Eskelsen has more cash on hand than Cook - a rarity for a Democratic challenger in Utah.

She has $234,000 in cash as of July 15, Cook has $144,000. She's husbanding her money, Eskelsen said, to make a serious advertising run at Cook nearer the November election. "We're saving our resources. I have more money in the bank than (Cook), which shows what a strong campaign we have," she said.

Cook, a millionaire owner of a mining explosives firm, over the years has spent more than $3 million of his own money on his various races and citizen initiative petition drives.

In 1996, he spent around $1 million of his own cash on his 2nd Congressional District race. This year he hasn't put any of his own money into his race. "We aren't worried at all about our (financial) position now," said Roemer. "When the congressman needs the (campaign) money, it will be there."

FEC reports show he's raised $311,000 and spent $168,000. Eskelsen has raised $219,000 and spent $98,000 since the first of the year. However, both Eskelsen and Cook raised considerable funds in 1997 - and thus the big Eskelsen cash war chest.

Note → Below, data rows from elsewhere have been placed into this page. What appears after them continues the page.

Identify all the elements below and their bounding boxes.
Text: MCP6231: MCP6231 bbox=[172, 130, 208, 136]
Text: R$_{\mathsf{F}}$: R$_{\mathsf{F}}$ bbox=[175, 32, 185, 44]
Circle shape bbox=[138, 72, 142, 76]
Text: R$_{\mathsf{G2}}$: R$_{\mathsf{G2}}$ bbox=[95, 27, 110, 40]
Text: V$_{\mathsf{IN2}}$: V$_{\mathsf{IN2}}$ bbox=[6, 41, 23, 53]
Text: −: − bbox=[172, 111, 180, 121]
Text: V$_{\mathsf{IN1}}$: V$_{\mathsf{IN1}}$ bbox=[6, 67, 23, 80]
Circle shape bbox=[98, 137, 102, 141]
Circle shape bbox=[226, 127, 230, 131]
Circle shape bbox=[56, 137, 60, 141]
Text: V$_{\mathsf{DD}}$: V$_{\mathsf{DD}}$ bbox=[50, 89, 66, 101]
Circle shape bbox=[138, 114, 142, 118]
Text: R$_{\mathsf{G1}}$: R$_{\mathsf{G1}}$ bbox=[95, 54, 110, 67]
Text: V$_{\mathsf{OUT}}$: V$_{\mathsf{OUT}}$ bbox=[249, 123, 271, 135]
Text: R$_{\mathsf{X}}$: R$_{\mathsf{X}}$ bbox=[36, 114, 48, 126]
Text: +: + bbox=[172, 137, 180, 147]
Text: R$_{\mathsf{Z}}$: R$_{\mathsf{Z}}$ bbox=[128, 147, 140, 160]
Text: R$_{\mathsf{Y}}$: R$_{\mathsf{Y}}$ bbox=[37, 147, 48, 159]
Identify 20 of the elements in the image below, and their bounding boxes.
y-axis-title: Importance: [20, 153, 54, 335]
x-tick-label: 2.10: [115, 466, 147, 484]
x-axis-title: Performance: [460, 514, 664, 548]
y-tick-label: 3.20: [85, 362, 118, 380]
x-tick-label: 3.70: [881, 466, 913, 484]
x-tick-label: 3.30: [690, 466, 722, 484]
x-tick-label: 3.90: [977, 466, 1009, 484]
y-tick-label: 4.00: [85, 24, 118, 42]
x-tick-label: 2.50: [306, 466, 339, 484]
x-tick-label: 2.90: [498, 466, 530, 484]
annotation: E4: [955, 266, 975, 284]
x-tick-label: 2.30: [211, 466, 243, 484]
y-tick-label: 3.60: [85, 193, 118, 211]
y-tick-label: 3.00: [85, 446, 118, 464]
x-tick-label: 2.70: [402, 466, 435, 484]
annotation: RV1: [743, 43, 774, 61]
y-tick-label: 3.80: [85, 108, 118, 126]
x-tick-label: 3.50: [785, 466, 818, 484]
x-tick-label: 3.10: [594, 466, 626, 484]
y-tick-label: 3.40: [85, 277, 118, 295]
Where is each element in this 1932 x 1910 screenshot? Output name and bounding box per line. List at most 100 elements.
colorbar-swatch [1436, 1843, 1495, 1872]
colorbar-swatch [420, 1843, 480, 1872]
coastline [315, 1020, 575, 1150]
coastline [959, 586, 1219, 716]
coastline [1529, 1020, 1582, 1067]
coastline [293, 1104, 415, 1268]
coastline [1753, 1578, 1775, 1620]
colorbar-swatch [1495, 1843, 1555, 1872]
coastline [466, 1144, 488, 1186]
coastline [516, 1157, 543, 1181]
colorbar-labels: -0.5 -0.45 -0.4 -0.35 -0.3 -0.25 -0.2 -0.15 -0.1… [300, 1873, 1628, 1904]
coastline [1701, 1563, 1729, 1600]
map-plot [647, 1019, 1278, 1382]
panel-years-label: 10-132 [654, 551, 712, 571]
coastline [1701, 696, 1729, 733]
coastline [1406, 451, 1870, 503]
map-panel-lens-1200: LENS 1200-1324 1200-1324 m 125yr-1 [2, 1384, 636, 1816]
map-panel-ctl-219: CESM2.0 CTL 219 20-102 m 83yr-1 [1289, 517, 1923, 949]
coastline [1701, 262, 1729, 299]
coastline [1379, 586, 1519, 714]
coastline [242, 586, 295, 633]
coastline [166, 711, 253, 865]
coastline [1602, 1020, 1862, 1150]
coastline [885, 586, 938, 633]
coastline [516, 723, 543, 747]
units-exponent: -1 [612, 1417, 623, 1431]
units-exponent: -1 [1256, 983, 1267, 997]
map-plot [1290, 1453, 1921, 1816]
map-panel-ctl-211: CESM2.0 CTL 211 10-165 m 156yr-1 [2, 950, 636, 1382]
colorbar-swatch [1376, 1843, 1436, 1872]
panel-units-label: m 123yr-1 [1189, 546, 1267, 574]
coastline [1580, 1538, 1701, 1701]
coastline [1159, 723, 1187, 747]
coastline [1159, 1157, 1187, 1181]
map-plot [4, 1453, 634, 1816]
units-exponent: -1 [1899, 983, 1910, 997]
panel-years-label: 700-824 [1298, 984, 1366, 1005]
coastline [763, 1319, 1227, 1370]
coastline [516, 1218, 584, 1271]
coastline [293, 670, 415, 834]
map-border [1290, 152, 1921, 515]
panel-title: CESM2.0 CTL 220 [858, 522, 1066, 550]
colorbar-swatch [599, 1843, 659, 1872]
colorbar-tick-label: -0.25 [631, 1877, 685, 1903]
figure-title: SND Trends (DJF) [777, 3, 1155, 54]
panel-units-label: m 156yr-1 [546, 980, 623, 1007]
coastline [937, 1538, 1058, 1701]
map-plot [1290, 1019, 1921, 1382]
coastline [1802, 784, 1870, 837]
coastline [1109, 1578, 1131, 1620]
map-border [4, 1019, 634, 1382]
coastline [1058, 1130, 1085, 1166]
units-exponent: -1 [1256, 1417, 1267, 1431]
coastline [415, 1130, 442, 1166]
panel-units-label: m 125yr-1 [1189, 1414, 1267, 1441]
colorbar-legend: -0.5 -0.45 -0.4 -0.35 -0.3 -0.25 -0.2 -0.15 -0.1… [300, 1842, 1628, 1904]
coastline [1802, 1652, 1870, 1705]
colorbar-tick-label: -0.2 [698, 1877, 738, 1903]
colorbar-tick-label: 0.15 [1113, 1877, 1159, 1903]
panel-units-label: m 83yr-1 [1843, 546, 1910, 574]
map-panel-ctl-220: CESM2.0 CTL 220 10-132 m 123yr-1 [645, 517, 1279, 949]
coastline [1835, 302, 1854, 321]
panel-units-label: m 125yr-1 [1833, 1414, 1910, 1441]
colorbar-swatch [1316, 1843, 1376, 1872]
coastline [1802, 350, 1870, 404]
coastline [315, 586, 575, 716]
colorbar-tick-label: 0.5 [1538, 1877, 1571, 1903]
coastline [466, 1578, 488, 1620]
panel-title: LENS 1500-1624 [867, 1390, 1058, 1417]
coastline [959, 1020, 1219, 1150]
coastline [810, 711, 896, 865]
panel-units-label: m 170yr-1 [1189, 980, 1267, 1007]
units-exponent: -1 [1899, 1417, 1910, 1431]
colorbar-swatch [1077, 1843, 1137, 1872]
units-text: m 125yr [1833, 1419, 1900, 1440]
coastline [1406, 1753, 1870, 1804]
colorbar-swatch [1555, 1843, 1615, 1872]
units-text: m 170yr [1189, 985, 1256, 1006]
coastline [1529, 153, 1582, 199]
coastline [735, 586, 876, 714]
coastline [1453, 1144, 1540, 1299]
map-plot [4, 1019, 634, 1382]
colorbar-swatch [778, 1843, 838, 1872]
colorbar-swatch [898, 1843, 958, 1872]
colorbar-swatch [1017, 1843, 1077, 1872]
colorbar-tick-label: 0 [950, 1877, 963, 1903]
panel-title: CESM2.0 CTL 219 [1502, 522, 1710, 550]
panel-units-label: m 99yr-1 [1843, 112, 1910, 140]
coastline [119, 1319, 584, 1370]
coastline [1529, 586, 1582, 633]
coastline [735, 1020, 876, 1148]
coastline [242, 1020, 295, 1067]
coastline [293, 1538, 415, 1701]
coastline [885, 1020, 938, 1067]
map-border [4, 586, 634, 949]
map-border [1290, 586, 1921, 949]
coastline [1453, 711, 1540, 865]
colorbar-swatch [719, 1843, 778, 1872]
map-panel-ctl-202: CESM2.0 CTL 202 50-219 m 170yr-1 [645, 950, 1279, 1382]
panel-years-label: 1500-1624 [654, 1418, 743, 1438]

The reports of Sen. Bob Bennett, R-Utah, show he has a big lead over Democratic challenger Scott Leckman in cash as well as in the public opinion polls.

Bennett, who has been fund raising for most of his six years in office, raised $390,000 since Jan. 1, 1998, and spent $327,000. But he has $437,000 in cash on hand.

Leckman, who only got into the race last December, has raised $74,000 and spent $63,000. He has only $10,000 in cash and has himself donated $10,000 to his race.

Hansen's report was not in. Steve Beierlein, a Democratic financial consultant who is challenging the 18-year-incumbent in the 1st Congressional District, has raised $26,000 and spent $82,000. Beierlein has given his campaign $4,200 and loaned it $74,000.

In the 3rd Congressional District, GOP Rep. Chris Cannon has no Democratic opponent. He has $25,000 in cash in his account.

Cannon did have an unexpected primary election in June. Just before that election he loaned his campaign $10,000. His reports still show his 1996 loans of around $1.6 million. In fact, his report has 35 pages listing those loans and showing them still outstanding.